Die Entdeckung des Namens Ben Joyce hatte die Wirkung eines Blitzschlages. Ayrton wendete sich plötzlich um, er hielt einen Revolver in der Hand, ein Schuß streckte Glenarvan zu Boden. Von außen hörte man Flintenschüsse.

John Mangles und die Matrosen, anfangs überrascht, wollten sich auf Ben Joyce stürzen, aber schon war der kühne Bandit verschwunden und hatte sich mit seiner an dem Saum des Gummibaumwaldes zerstreuten Bande vereinigt.

Das Zelt bot keinen genügenden Schutz gegen die Kugeln, und man mußte an den Rückzug denken. Glenarvan, nur leicht verletzt, war wieder aufgestanden.

»In den Wagen, in den Wagen!« schrie John Mangles, und zog Lady Helena und Mary Grant fort, die bald hinter den starken Leitern in Sicherheit waren.

Dort ergriffen John, der Major, Paganel und die Matrosen ihre Carabiner und hielten sich bereit, den Banditen zu antworten. Glenarvan und Robert waren bei den Frauen, während Olbinett an der allgemeinen Vertheidigung Theil nahm.

Diese Vorfälle hatten sich mit Blitzesschnelligkeit ereignet.

John Mangles beobachtete aufmerksam den Saum des Waldes.
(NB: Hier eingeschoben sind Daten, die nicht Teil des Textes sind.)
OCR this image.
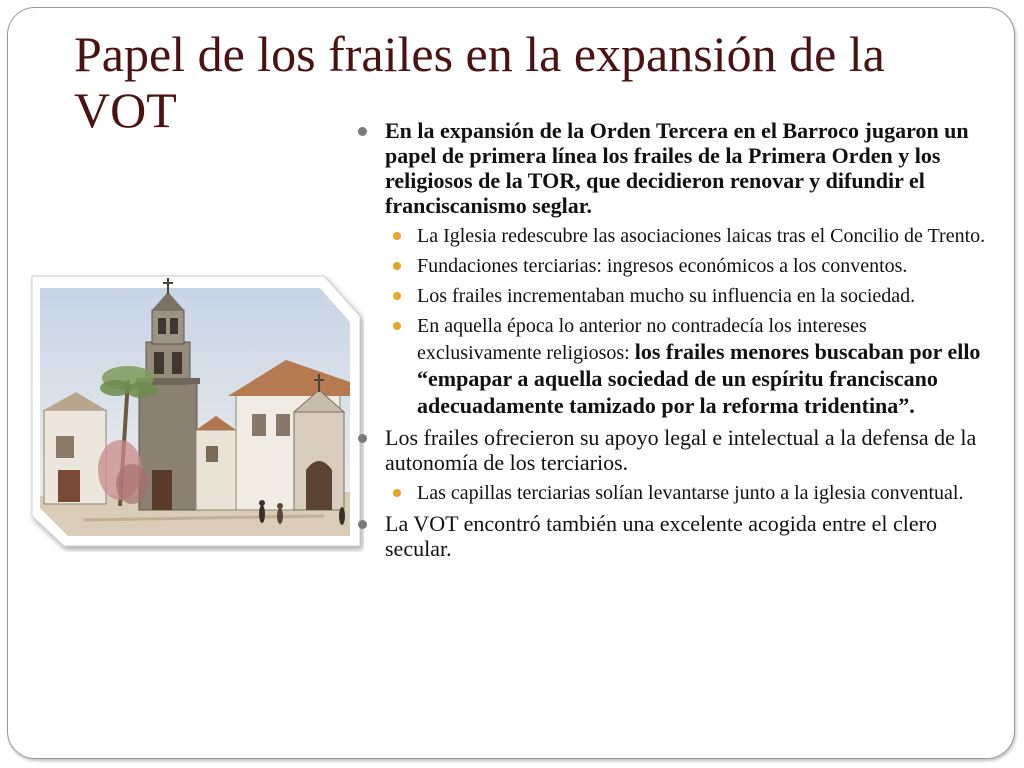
Papel de los frailes en la expansión de la VOT	En la expansión de la Orden Tercera en el Barroco jugaron un papel de primera línea los frailes de la Primera Orden y los religiosos de la TOR, que decidieron renovar y difundir el franciscanismo seglar.
La Iglesia redescubre las asociaciones laicas tras el Concilio de Trento.
Fundaciones terciarias: ingresos económicos a los conventos.
Los frailes incrementaban mucho su influencia en la sociedad.
En aquella época lo anterior no contradecía los intereses exclusivamente religiosos: los frailes menores buscaban por ello “empapar a aquella sociedad de un espíritu franciscano adecuadamente tamizado por la reforma tridentina”.
Los frailes ofrecieron su apoyo legal e intelectual a la defensa de la autonomía de los terciarios.
Las capillas terciarias solían levantarse junto a la iglesia conventual.
La VOT encontró también una excelente acogida entre el clero secular.
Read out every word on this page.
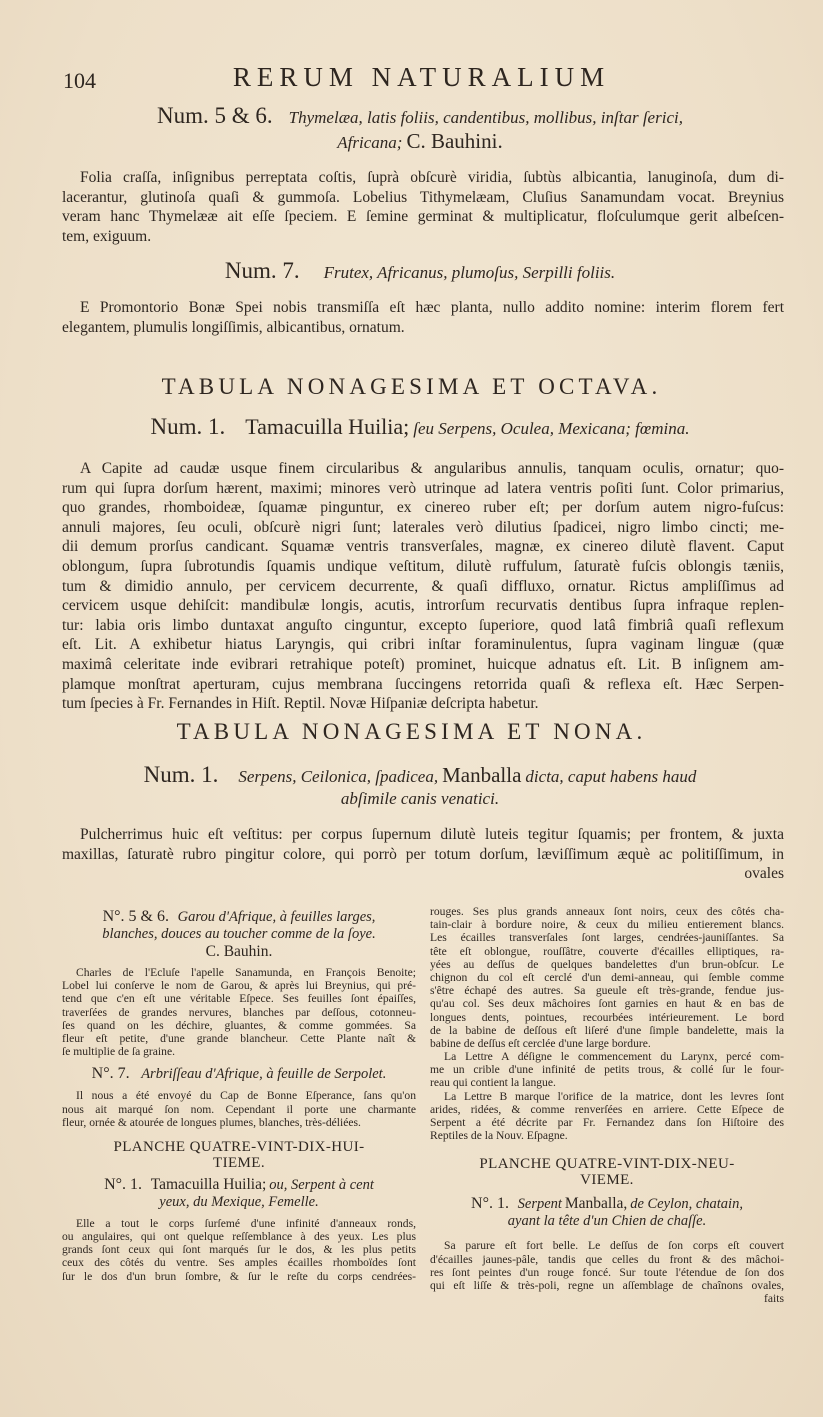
104	RERUM NATURALIUM
Num. 5 & 6. Thymelæa, latis foliis, candentibus, mollibus, inſtar ſerici,
Africana; C. Bauhini.
Folia craſſa, inſignibus perreptata coſtis, ſuprà obſcurè viridia, ſubtùs albicantia, lanuginoſa, dum di-
lacerantur, glutinoſa quaſi & gummoſa. Lobelius Tithymelæam, Cluſius Sanamundam vocat. Breynius
veram hanc Thymelææ ait eſſe ſpeciem. E ſemine germinat & multiplicatur, floſculumque gerit albeſcen-
tem, exiguum.
Num. 7. Frutex, Africanus, plumoſus, Serpilli foliis.
E Promontorio Bonæ Spei nobis transmiſſa eſt hæc planta, nullo addito nomine: interim florem fert
elegantem, plumulis longiſſimis, albicantibus, ornatum.
TABULA NONAGESIMA ET OCTAVA.
Num. 1. Tamacuilla Huilia; ſeu Serpens, Oculea, Mexicana; fœmina.
A Capite ad caudæ usque finem circularibus & angularibus annulis, tanquam oculis, ornatur; quo-
rum qui ſupra dorſum hærent, maximi; minores verò utrinque ad latera ventris poſiti ſunt. Color primarius,
quo grandes, rhomboideæ, ſquamæ pinguntur, ex cinereo ruber eſt; per dorſum autem nigro-fuſcus:
annuli majores, ſeu oculi, obſcurè nigri ſunt; laterales verò dilutius ſpadicei, nigro limbo cincti; me-
dii demum prorſus candicant. Squamæ ventris transverſales, magnæ, ex cinereo dilutè flavent. Caput
oblongum, ſupra ſubrotundis ſquamis undique veſtitum, dilutè ruffulum, ſaturatè fuſcis oblongis tæniis,
tum & dimidio annulo, per cervicem decurrente, & quaſi diffluxo, ornatur. Rictus ampliſſimus ad
cervicem usque dehiſcit: mandibulæ longis, acutis, introrſum recurvatis dentibus ſupra infraque replen-
tur: labia oris limbo duntaxat anguſto cinguntur, excepto ſuperiore, quod latâ fimbriâ quaſi reflexum
eſt. Lit. A exhibetur hiatus Laryngis, qui cribri inſtar foraminulentus, ſupra vaginam linguæ (quæ
maximâ celeritate inde evibrari retrahique poteſt) prominet, huicque adnatus eſt. Lit. B inſignem am-
plamque monſtrat aperturam, cujus membrana ſuccingens retorrida quaſi & reflexa eſt. Hæc Serpen-
tum ſpecies à Fr. Fernandes in Hiſt. Reptil. Novæ Hiſpaniæ deſcripta habetur.
TABULA NONAGESIMA ET NONA.
Num. 1. Serpens, Ceilonica, ſpadicea, Manballa dicta, caput habens haud
abſimile canis venatici.
Pulcherrimus huic eſt veſtitus: per corpus ſupernum dilutè luteis tegitur ſquamis; per frontem, & juxta
maxillas, ſaturatè rubro pingitur colore, qui porrò per totum dorſum, læviſſimum æquè ac politiſſimum, in
ovales
N°. 5 & 6. Garou d'Afrique, à feuilles larges,
blanches, douces au toucher comme de la ſoye.
C. Bauhin.
Charles de l'Ecluſe l'apelle Sanamunda, en François Benoite;
Lobel lui conſerve le nom de Garou, & après lui Breynius, qui pré-
tend que c'en eſt une véritable Eſpece. Ses feuilles ſont épaiſſes,
traverſées de grandes nervures, blanches par deſſous, cotonneu-
ſes quand on les déchire, gluantes, & comme gommées. Sa
fleur eſt petite, d'une grande blancheur. Cette Plante naît &
ſe multiplie de ſa graine.
N°. 7. Arbriſſeau d'Afrique, à feuille de Serpolet.
Il nous a été envoyé du Cap de Bonne Eſperance, ſans qu'on
nous ait marqué ſon nom. Cependant il porte une charmante
fleur, ornée & atourée de longues plumes, blanches, très-déliées.
PLANCHE QUATRE-VINT-DIX-HUI-
TIEME.
N°. 1. Tamacuilla Huilia; ou, Serpent à cent
yeux, du Mexique, Femelle.
Elle a tout le corps ſurſemé d'une infinité d'anneaux ronds,
ou angulaires, qui ont quelque reſſemblance à des yeux. Les plus
grands ſont ceux qui ſont marqués ſur le dos, & les plus petits
ceux des côtés du ventre. Ses amples écailles rhomboïdes ſont
ſur le dos d'un brun ſombre, & ſur le reſte du corps cendrées-
rouges. Ses plus grands anneaux ſont noirs, ceux des côtés cha-
tain-clair à bordure noire, & ceux du milieu entierement blancs.
Les écailles transverſales ſont larges, cendrées-jauniſſantes. Sa
tête eſt oblongue, rouſſâtre, couverte d'écailles elliptiques, ra-
yées au deſſus de quelques bandelettes d'un brun-obſcur. Le
chignon du col eſt cerclé d'un demi-anneau, qui ſemble comme
s'être échapé des autres. Sa gueule eſt très-grande, fendue jus-
qu'au col. Ses deux mâchoires ſont garnies en haut & en bas de
longues dents, pointues, recourbées intérieurement. Le bord
de la babine de deſſous eſt liſeré d'une ſimple bandelette, mais la
babine de deſſus eſt cerclée d'une large bordure.
La Lettre A déſigne le commencement du Larynx, percé com-
me un crible d'une infinité de petits trous, & collé ſur le four-
reau qui contient la langue.
La Lettre B marque l'orifice de la matrice, dont les levres ſont
arides, ridées, & comme renverſées en arriere. Cette Eſpece de
Serpent a été décrite par Fr. Fernandez dans ſon Hiſtoire des
Reptiles de la Nouv. Eſpagne.
PLANCHE QUATRE-VINT-DIX-NEU-
VIEME.
N°. 1. Serpent Manballa, de Ceylon, chatain,
ayant la tête d'un Chien de chaſſe.
Sa parure eſt fort belle. Le deſſus de ſon corps eſt couvert
d'écailles jaunes-pâle, tandis que celles du front & des mâchoi-
res ſont peintes d'un rouge foncé. Sur toute l'étendue de ſon dos
qui eſt liſſe & très-poli, regne un aſſemblage de chaînons ovales,
faits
Das Schießen hatte bei der Ankunft von Ben Joyce plötzlich aufgehört und tiefe Stille folgte dem lärmenden Gewehrfeuer. Einige Rauchsäulen wirbelten noch um die Zweige der Gummibäume, und die hohen Büsche des Gastrolobium blieben unbeweglich. Jedes Zeichen eines Angriffes war verschwunden.

Der Major und John Mangles recognoscirten die Gegend bis an die hohen Bäume. Der Platz war verlassen; man sah zahlreiche Fußspuren, und halb verbranntes Zündpulver rauchte noch auf dem Boden. Als kluger Mann löschte der Major es aus, denn ein Funken genügte, um eine schreckliche Feuersbrunst in diesen trockenen Wäldern anzufachen.

»Die Sträflinge sind verschwunden,« sagte John Mangles.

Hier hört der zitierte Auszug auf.